81. Realizing that the girl-child of
today is the woman of tomorrow and in view of the noncontroversial
fact that the woman's roles are fundamental to the very existence
and subsequent progress of society, the girl-child's total upbringing
and holistic education needs equal attention and commitment
as that of the male child with the provision of subsidized education
for the girl as the African economies cannot provide free education
per se.
82. Statistics show that in the African
educational sector, the gross enrolment ratios for the girl-child
is still very low at 18 per cent while the drop-out rate stands
at 47.8 per cent as of 1992. There is also a clear trend of
low enrolment of girls in the secondary and tertiary levels
of education as well as in science, technology and mathematics.
The educational process reinforces existing gender inequalities
which in turn shapes the perceptions that influence curriculum
designers, textbook writers, audio-visual aid designers as well
as teachers, methodology, and pupils. Thus decisions on what
is to be learned by who and delivered by who are male-dominated.
This renders the curriculum inappropriate in relation to gender.
83. Widespread evidence from the majority
of African countries indicates that the health and quality of
life of girls becomes even more precarious at adolescence as
she is faced with the risks of exploitation and unwanted pregnancy,
leading on to rejection, abortion and discontinuation of education.

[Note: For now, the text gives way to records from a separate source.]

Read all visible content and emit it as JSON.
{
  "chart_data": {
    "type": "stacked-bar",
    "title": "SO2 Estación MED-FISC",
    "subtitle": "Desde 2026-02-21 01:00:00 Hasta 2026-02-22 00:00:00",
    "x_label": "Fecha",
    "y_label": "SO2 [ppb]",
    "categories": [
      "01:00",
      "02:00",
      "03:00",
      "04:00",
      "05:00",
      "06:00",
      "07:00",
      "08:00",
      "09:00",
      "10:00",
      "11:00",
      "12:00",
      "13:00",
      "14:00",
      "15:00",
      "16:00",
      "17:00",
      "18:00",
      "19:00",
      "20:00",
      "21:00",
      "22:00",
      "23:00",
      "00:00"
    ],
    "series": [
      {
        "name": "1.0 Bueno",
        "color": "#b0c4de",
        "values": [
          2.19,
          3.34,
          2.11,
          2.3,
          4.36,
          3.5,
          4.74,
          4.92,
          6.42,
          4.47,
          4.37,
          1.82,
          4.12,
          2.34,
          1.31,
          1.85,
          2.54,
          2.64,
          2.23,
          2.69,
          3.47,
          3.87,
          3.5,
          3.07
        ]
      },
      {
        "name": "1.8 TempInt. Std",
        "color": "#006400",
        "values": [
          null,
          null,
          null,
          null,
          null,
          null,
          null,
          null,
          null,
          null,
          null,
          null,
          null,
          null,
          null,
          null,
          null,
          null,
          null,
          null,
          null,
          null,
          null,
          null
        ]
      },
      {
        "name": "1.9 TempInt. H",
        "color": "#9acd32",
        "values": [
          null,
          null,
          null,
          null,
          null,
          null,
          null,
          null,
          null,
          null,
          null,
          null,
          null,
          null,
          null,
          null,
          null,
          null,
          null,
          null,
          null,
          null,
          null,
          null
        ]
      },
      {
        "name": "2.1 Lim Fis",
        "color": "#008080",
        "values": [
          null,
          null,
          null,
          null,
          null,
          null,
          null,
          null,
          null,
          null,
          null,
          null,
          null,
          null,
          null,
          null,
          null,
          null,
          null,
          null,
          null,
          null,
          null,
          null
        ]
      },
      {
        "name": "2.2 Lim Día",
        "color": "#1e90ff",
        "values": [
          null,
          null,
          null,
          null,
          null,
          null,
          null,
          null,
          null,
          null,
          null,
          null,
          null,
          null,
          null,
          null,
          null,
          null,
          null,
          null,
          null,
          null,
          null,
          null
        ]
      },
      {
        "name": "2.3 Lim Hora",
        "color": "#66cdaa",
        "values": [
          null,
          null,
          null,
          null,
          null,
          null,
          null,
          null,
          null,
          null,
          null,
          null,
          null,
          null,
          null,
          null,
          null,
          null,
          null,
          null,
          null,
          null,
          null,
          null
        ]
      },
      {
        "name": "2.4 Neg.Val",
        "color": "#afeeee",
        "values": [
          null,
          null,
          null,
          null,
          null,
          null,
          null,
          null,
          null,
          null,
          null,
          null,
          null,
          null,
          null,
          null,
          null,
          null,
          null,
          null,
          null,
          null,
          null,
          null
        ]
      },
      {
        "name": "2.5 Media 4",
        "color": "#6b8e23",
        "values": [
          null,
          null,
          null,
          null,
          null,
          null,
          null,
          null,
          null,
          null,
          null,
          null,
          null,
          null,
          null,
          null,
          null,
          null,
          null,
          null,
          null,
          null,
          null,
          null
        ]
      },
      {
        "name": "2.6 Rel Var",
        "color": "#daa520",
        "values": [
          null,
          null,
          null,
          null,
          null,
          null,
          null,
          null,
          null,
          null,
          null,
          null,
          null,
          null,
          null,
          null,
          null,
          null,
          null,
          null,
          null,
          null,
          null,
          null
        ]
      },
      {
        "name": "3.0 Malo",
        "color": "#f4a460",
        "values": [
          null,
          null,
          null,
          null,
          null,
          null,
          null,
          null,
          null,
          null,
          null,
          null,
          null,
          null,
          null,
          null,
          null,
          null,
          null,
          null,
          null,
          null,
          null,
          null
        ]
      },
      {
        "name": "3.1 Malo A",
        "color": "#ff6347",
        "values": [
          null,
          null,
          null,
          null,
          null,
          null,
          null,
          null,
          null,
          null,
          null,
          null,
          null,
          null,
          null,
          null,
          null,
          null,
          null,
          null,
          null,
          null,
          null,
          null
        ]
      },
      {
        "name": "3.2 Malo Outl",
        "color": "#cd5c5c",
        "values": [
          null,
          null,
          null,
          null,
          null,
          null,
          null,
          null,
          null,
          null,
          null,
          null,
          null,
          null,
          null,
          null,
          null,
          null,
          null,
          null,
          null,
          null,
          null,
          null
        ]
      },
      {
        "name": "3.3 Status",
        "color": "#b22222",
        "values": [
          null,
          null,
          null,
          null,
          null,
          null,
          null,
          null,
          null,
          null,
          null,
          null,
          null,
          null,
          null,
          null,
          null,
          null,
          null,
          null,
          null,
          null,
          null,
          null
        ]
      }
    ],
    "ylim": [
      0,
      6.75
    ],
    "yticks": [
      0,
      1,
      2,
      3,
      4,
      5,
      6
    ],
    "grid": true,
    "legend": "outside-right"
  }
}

Faced with rejection by an unsympathetic society, she is then
exposed to the streets and the risks of sexually transmitted
diseases with their attendant health implications.
84. The economic conditions as well as
the high poverty ratio in developing nations coupled with the
socio-cultural values have brought about increased burdens on
girls who have at an early age to contribute to the family fortunes
either by hawking, trading or being married early at a price.
All these and traditional practices that are harmful to the
girls such as infibulation and puberty rites and the burden
of household chores, constrain the development and attainment
of full potentials of the girl-child.